AT&T’s offshoring efforts have resulted in 44 closed call centers and 16,000 lost US jobs since 2011. And despite AT&T CEO Randall Stephen promising 7,000 high-paying jobs thanks to the Trump tax cuts, a new report released this week by the Communications Workers of America claims 10,700 US-based union jobs have been eliminated in the last year alone.

Thanks to a reduction of future AT&T tax liabilities in the Tax Cuts and Jobs Act, AT&T saw profits of $29.5 billion in 2017, up from $13 billion in 2016. The permanently-lower tax rate should net AT&T an additional $3 billion annually in perpetuity, the CWA report states. Similar windfalls have been enjoyed by Verizon, which has also responded not with raises or hiring, but staff reductions.

AT&T initially insisted it had doled out $1,000 bonuses to 200,000 employees as a direct result of the Trump tax cuts. It was later revealed that these bonuses had already been negotiated as part of unrelated union negotiations. Even then, the $200 million expenditure from the bonuses amounted to just 7 percent of AT&T’s expected annual benefit from the cuts, the report found.

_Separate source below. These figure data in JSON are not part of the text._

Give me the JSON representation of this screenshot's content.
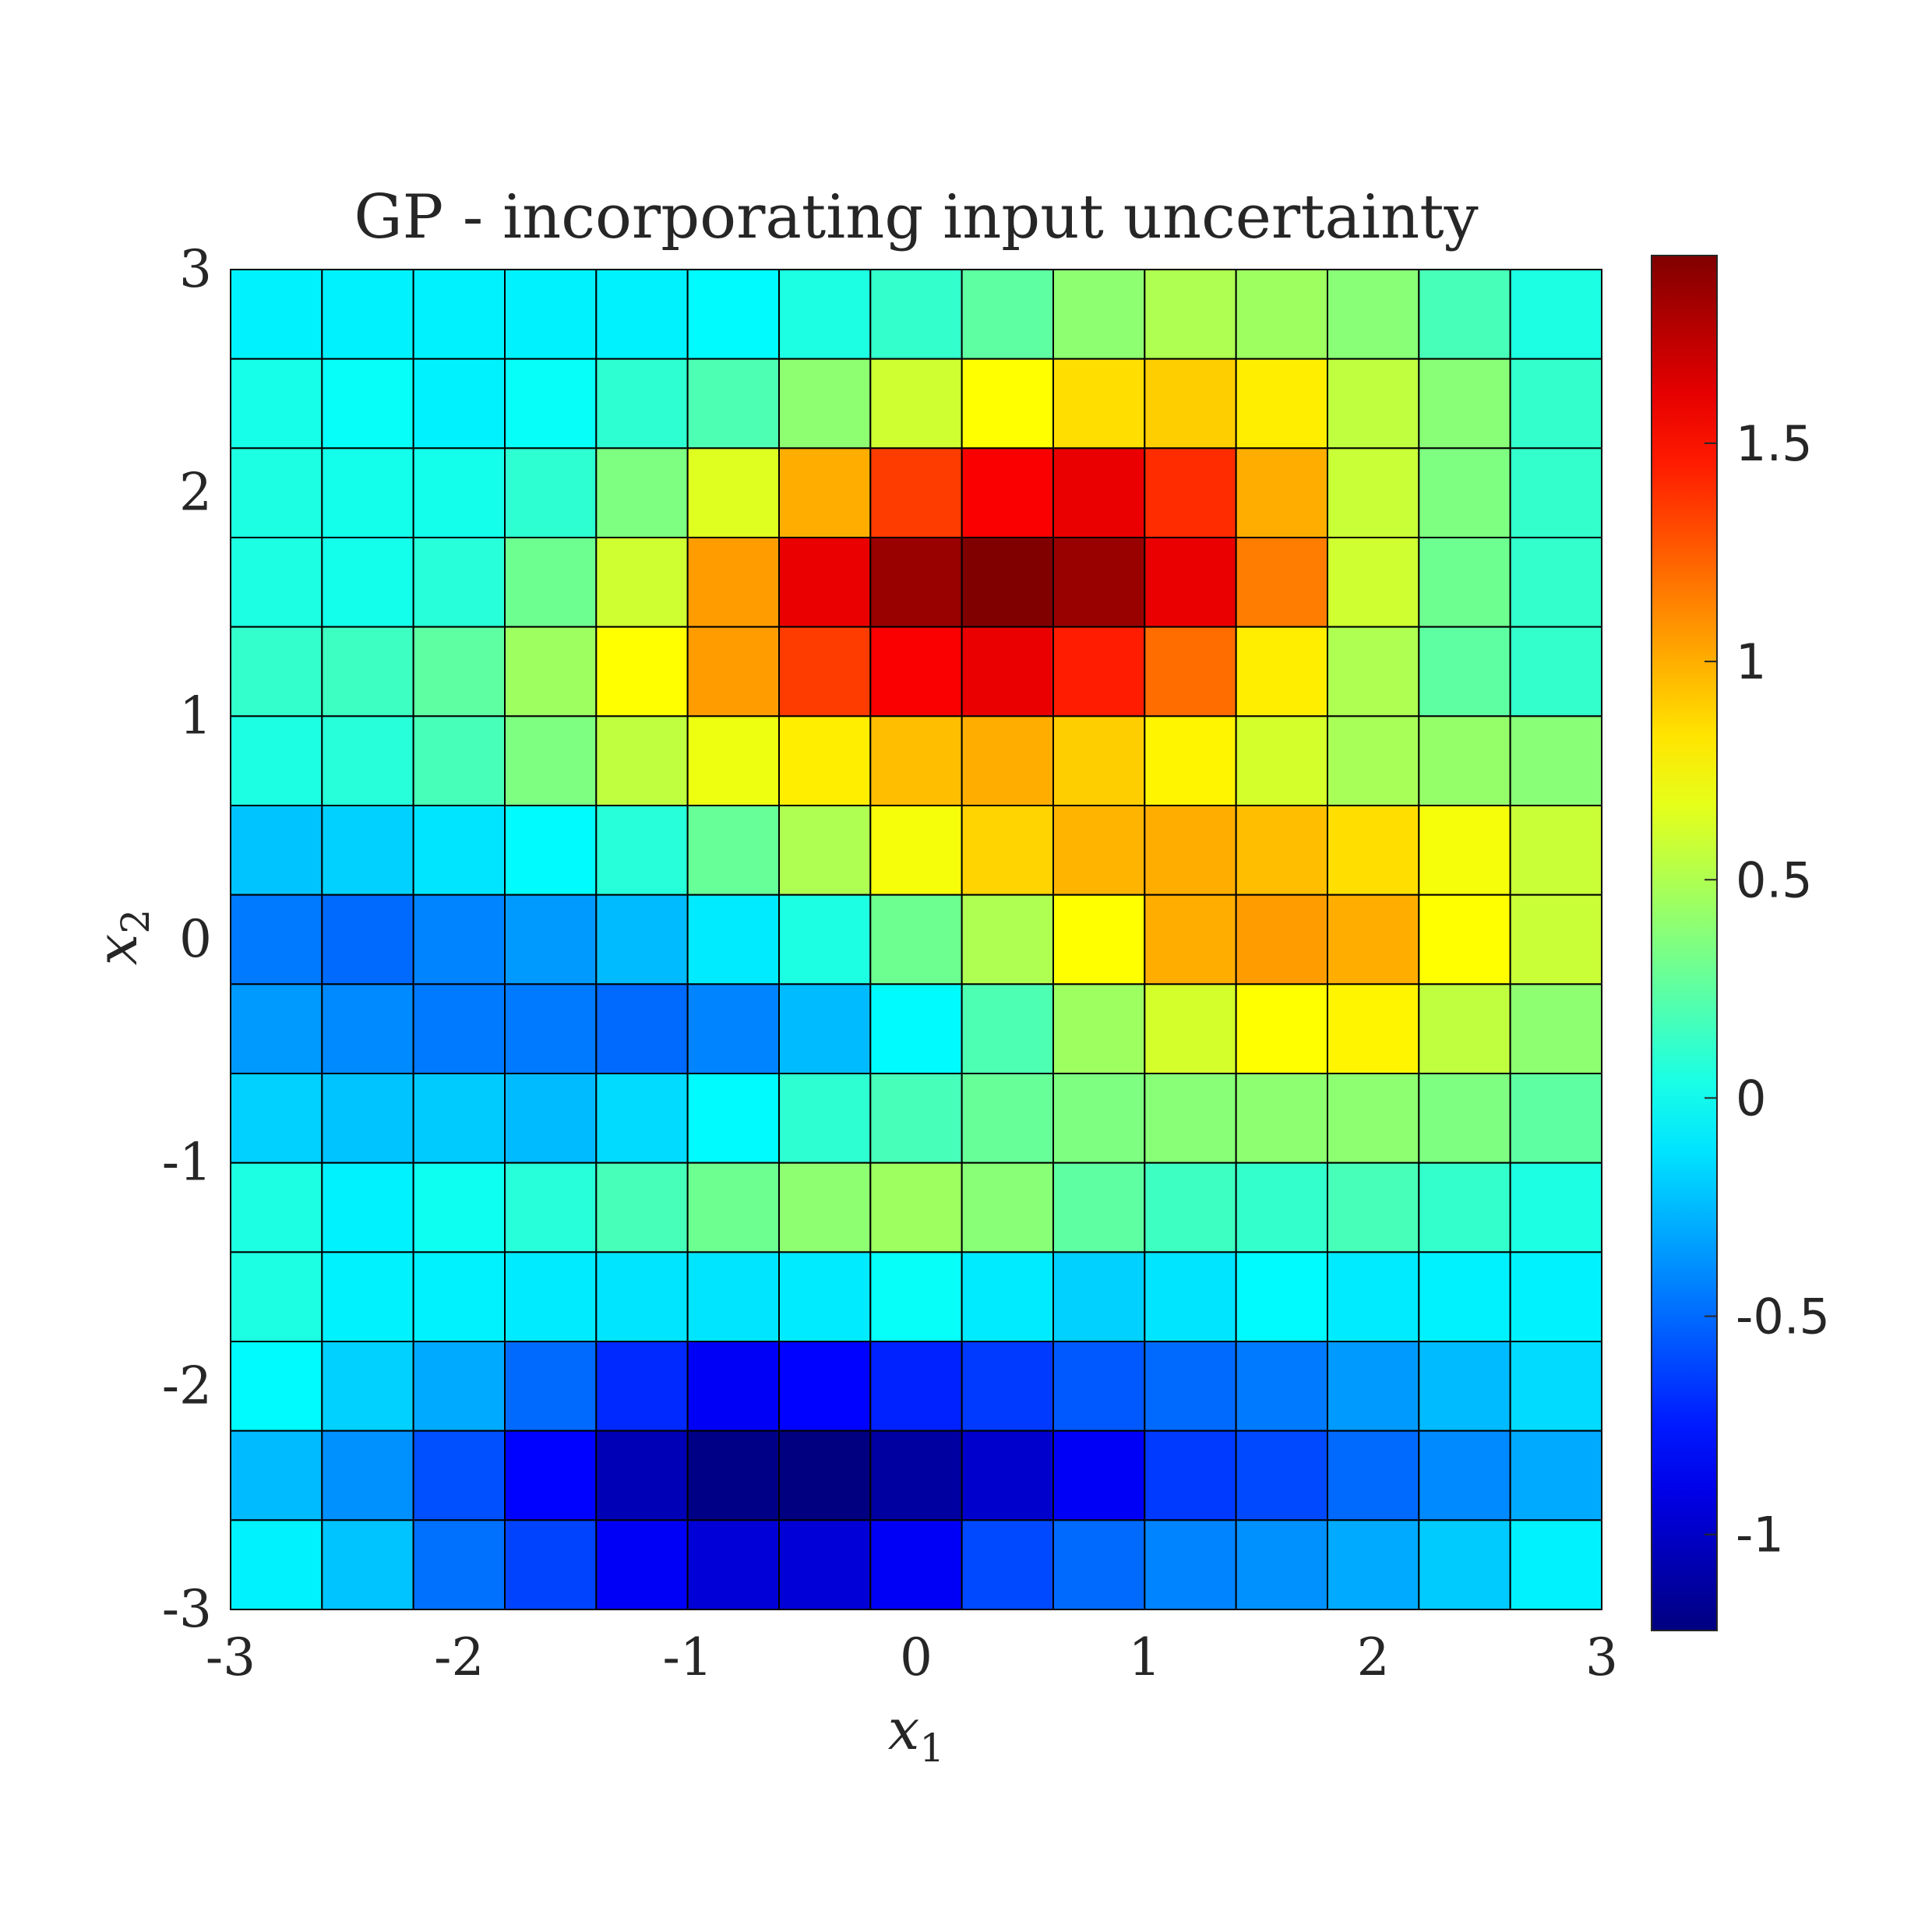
{
  "chart_data": {
    "type": "heatmap",
    "title": "GP - incorporating input uncertainty",
    "xlabel": "x",
    "xlabel_sub": "1",
    "ylabel": "x",
    "ylabel_sub": "2",
    "xlim": [
      -3,
      3
    ],
    "ylim": [
      -3,
      3
    ],
    "x_ticks": [
      "-3",
      "-2",
      "-1",
      "0",
      "1",
      "2",
      "3"
    ],
    "y_ticks": [
      "-3",
      "-2",
      "-1",
      "0",
      "1",
      "2",
      "3"
    ],
    "colorbar": {
      "colormap": "jet",
      "clim": [
        -1.22,
        1.93
      ],
      "ticks": [
        "-1",
        "-0.5",
        "0",
        "0.5",
        "1",
        "1.5"
      ],
      "tick_values": [
        -1,
        -0.5,
        0,
        0.5,
        1,
        1.5
      ]
    },
    "grid_cells": "15 x 15",
    "z_rows_top_to_bottom": [
      [
        -0.08,
        -0.08,
        -0.08,
        -0.08,
        -0.08,
        -0.05,
        0.05,
        0.12,
        0.25,
        0.4,
        0.5,
        0.45,
        0.38,
        0.18,
        0.05
      ],
      [
        0.03,
        -0.02,
        -0.08,
        -0.02,
        0.1,
        0.2,
        0.4,
        0.6,
        0.75,
        0.85,
        0.9,
        0.8,
        0.55,
        0.38,
        0.12
      ],
      [
        0.05,
        0.02,
        0.02,
        0.1,
        0.35,
        0.65,
        1.0,
        1.35,
        1.55,
        1.6,
        1.4,
        1.0,
        0.58,
        0.35,
        0.12
      ],
      [
        0.05,
        0.02,
        0.08,
        0.3,
        0.6,
        1.05,
        1.6,
        1.85,
        1.93,
        1.85,
        1.6,
        1.15,
        0.6,
        0.3,
        0.12
      ],
      [
        0.12,
        0.15,
        0.25,
        0.45,
        0.75,
        1.05,
        1.35,
        1.55,
        1.6,
        1.45,
        1.2,
        0.8,
        0.5,
        0.25,
        0.12
      ],
      [
        0.05,
        0.08,
        0.18,
        0.35,
        0.55,
        0.7,
        0.8,
        0.95,
        1.0,
        0.9,
        0.78,
        0.62,
        0.48,
        0.42,
        0.38
      ],
      [
        -0.22,
        -0.18,
        -0.12,
        -0.05,
        0.08,
        0.28,
        0.5,
        0.72,
        0.88,
        0.98,
        1.0,
        0.95,
        0.85,
        0.72,
        0.58
      ],
      [
        -0.45,
        -0.5,
        -0.42,
        -0.35,
        -0.25,
        -0.1,
        0.05,
        0.3,
        0.5,
        0.75,
        1.0,
        1.05,
        1.0,
        0.75,
        0.58
      ],
      [
        -0.35,
        -0.4,
        -0.45,
        -0.45,
        -0.5,
        -0.42,
        -0.25,
        -0.05,
        0.2,
        0.45,
        0.62,
        0.75,
        0.78,
        0.55,
        0.4
      ],
      [
        -0.18,
        -0.22,
        -0.2,
        -0.25,
        -0.15,
        -0.05,
        0.1,
        0.18,
        0.28,
        0.35,
        0.38,
        0.4,
        0.4,
        0.35,
        0.25
      ],
      [
        0.05,
        -0.08,
        0.0,
        0.08,
        0.18,
        0.3,
        0.4,
        0.45,
        0.38,
        0.25,
        0.15,
        0.12,
        0.18,
        0.12,
        0.05
      ],
      [
        0.05,
        -0.08,
        -0.08,
        -0.1,
        -0.12,
        -0.12,
        -0.1,
        -0.02,
        -0.1,
        -0.18,
        -0.12,
        -0.05,
        -0.1,
        -0.08,
        -0.08
      ],
      [
        -0.05,
        -0.18,
        -0.3,
        -0.5,
        -0.7,
        -0.85,
        -0.82,
        -0.72,
        -0.65,
        -0.55,
        -0.5,
        -0.45,
        -0.35,
        -0.25,
        -0.15
      ],
      [
        -0.25,
        -0.38,
        -0.58,
        -0.82,
        -1.05,
        -1.2,
        -1.22,
        -1.12,
        -0.98,
        -0.85,
        -0.65,
        -0.6,
        -0.5,
        -0.4,
        -0.3
      ],
      [
        -0.08,
        -0.22,
        -0.48,
        -0.62,
        -0.85,
        -0.95,
        -0.95,
        -0.85,
        -0.6,
        -0.5,
        -0.42,
        -0.38,
        -0.3,
        -0.2,
        -0.08
      ]
    ]
  }
}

"Despite its strong financial position and promises to invest in its American workforce, AT&T has shifted much of its employment away from good, family-supporting jobs and towards a low-wage model that undermines the quality of its customer service and its standing as a good corporate citizen," the CWA said in this week’s report.

Granted none of this is really new. Both AT&T and Verizon were widely criticized back in 2014 when it was similarly found that telecom tax breaks didn’t result in increased investment or job creation. AT&T’s promises of “synergies” in the wake of its $85 billion acquisition of Time Warner have proven to be similarly hollow. And the industry’s false claims regarding the benefits of killing net neutrality are well documented.

Someday, younger generations may want to seriously reconsider America’s historical obsession with blindly throwing tax breaks, subsidies, and deregulatory favors at companies in exchange for benefits that seem to never actually materialize. Until then, we seem intent on repeating the same mistakes, having learned little to nothing from experience.